20. Milk Coming Out Of Baby's Nose
My baby will be 5 months old soon. For the past three to four weeks, when I nurse she has had milk coming out of her nose. It wasn't bad at first, but today it was like a waterfall. It gets to the point where she gets frustrated from trying to breathe and pops off screaming. Milk coming out of her nose happens every single time I nurse her now and gets me upset to the point where I want to quit. What can I do?
"Ensure that baby is nursing in an upright position, that she has no congestion, and see an IBCLC to have baby checked for any midline defects such as a submucosal cleft," Lester says.
21. Choosing A Breast Pump
What is the best breast pump to use? I used a cheap one from Walmart with my son, but it left me feeling full of milk and it was such a hassle to keep clean and was so loud I had to pump before I went anywhere.
There are many breast pumps on the market and, according to Lester, each mom reacts differently to different pumps. "My clients rave about the Spectra S1 (battery pack) and S2 (wall plug) and I have personal, positive experience with it as well," she says. "Some moms, however, don’t respond well to a Spectra and prefer something different. One thing that I do love about the Spectra US brand is that they are World Health Organization code compliant, meaning they do not advertise or idealize bottle feeding for infants. They do not market their bottles or bottle nipples, they only provide high quality items, and they always promote the importance of breastfeeding." Lester also says that another important thing to consider is a pump that is included with your health insurance policy when choosing one.
22. One Breast Produces More
I have been nursing my son for 9 months now and have even been lucky enough to donate quite a bit of milk to some other mamas in need.
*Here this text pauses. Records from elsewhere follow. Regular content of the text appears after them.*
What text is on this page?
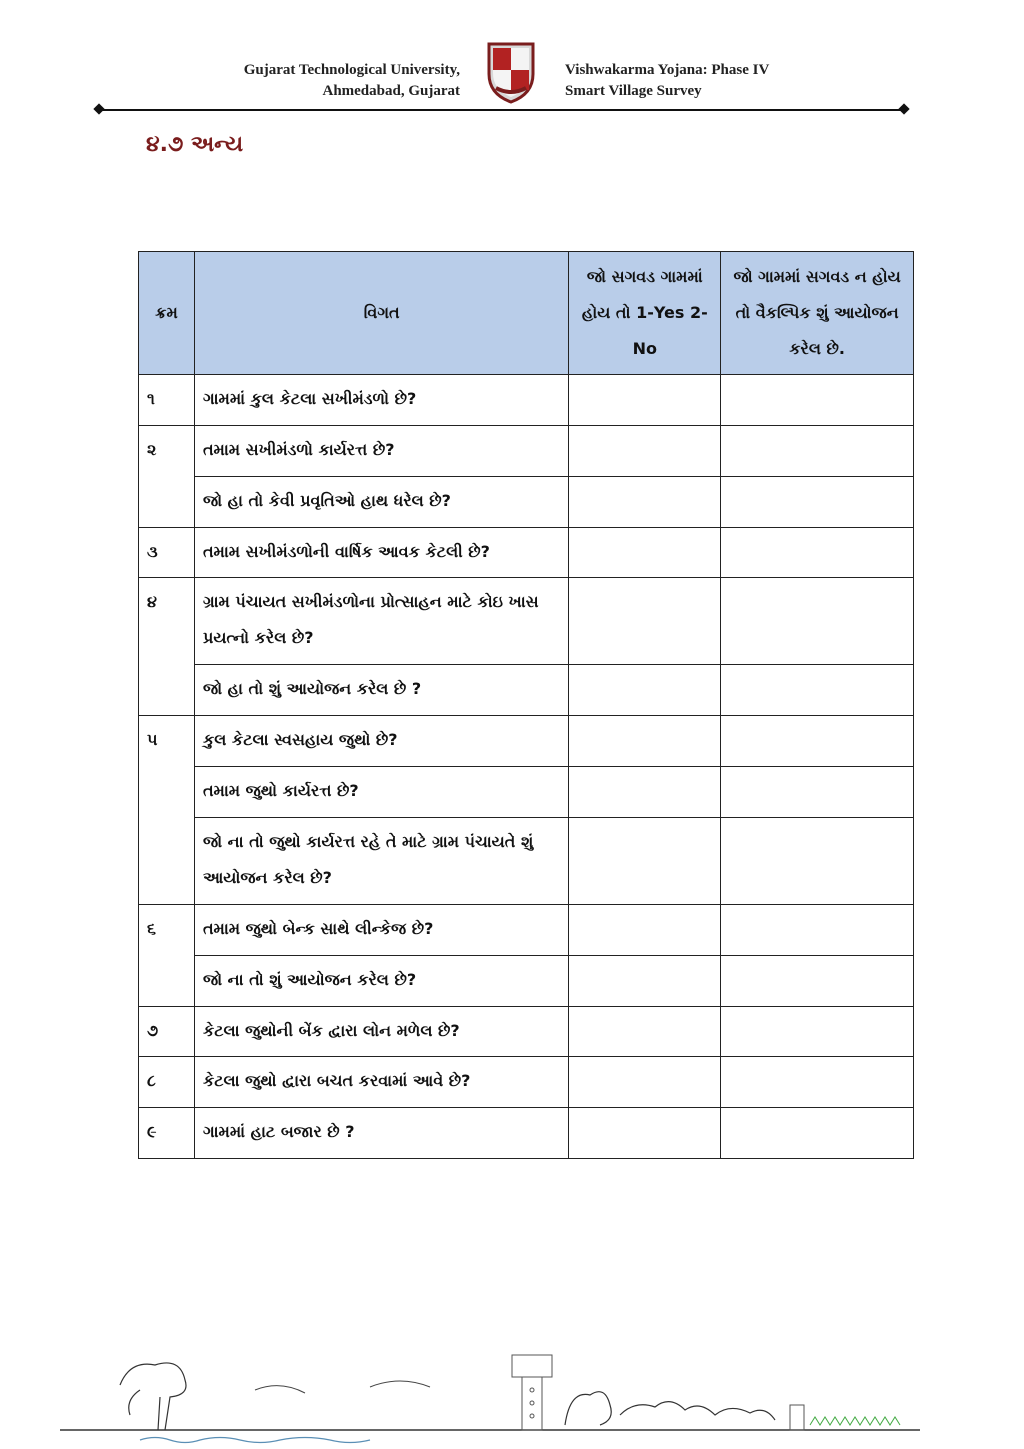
Gujarat Technological University,
Ahmedabad, Gujarat
Vishwakarma Yojana: Phase IV
Smart Village Survey
૪.૭ અન્ય
ક્રમ	વિગત	જો સગવડ ગામમાં હોય તો 1-Yes 2-No	જો ગામમાં સગવડ ન હોય તો વૈકલ્પિક શું આયોજન કરેલ છે.
૧	ગામમાં કુલ કેટલા સખીમંડળો છે?		
૨	તમામ સખીમંડળો કાર્યરત્ત છે?		
	જો હા તો કેવી પ્રવૃતિઓ હાથ ધરેલ છે?		
૩	તમામ સખીમંડળોની વાર્ષિક આવક કેટલી છે?		
૪	ગ્રામ પંચાયત સખીમંડળોના પ્રોત્સાહન માટે કોઇ ખાસ પ્રયત્નો કરેલ છે?		
	જો હા તો શું આયોજન કરેલ છે ?		
૫	કુલ કેટલા સ્વસહાય જુથો છે?		
	તમામ જુથો કાર્યરત્ત છે?		
	જો ના તો જુથો કાર્યરત્ત રહે તે માટે ગ્રામ પંચાયતે શું આયોજન કરેલ છે?		
૬	તમામ જુથો બેન્ક સાથે લીન્કેજ છે?		
	જો ના તો શું આયોજન કરેલ છે?		
૭	કેટલા જુથોની બેંક દ્વારા લોન મળેલ છે?		
૮	કેટલા જુથો દ્વારા બચત કરવામાં આવે છે?		
૯	ગામમાં હાટ બજાર છે ?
I am a working mom and pump once a day at work now. My question is, one side produces almost twice as much as the other. Any ideas on getting each side to even out? I know I'm producing enough, but my son clearly favors the side that produces more.
"This is very normal and most moms actually produce more on one side than the other," Lester says. "You can do some hands on pumping to see if that helps, but I would not be worried. Thank you for helping to feed other babies."
23. Gatorade While Breastfeeding
Is drinking Gatorade safe while breastfeeding?
Chug away, mama. "It is safe," Lester says.
24. Weaning To A Sippy Cup
I am planning on weaning my 8 month old off the breast to a sippy cup. Any pointers?
"Slow and steady wins the race; continue offering, but don’t be frustrated if she doesn’t take to it immediately," Lester says. "Breastfeeding is far more than just food, you are her comfort source and she likely prefers the closeness to you and the time with you that breastfeeding provides."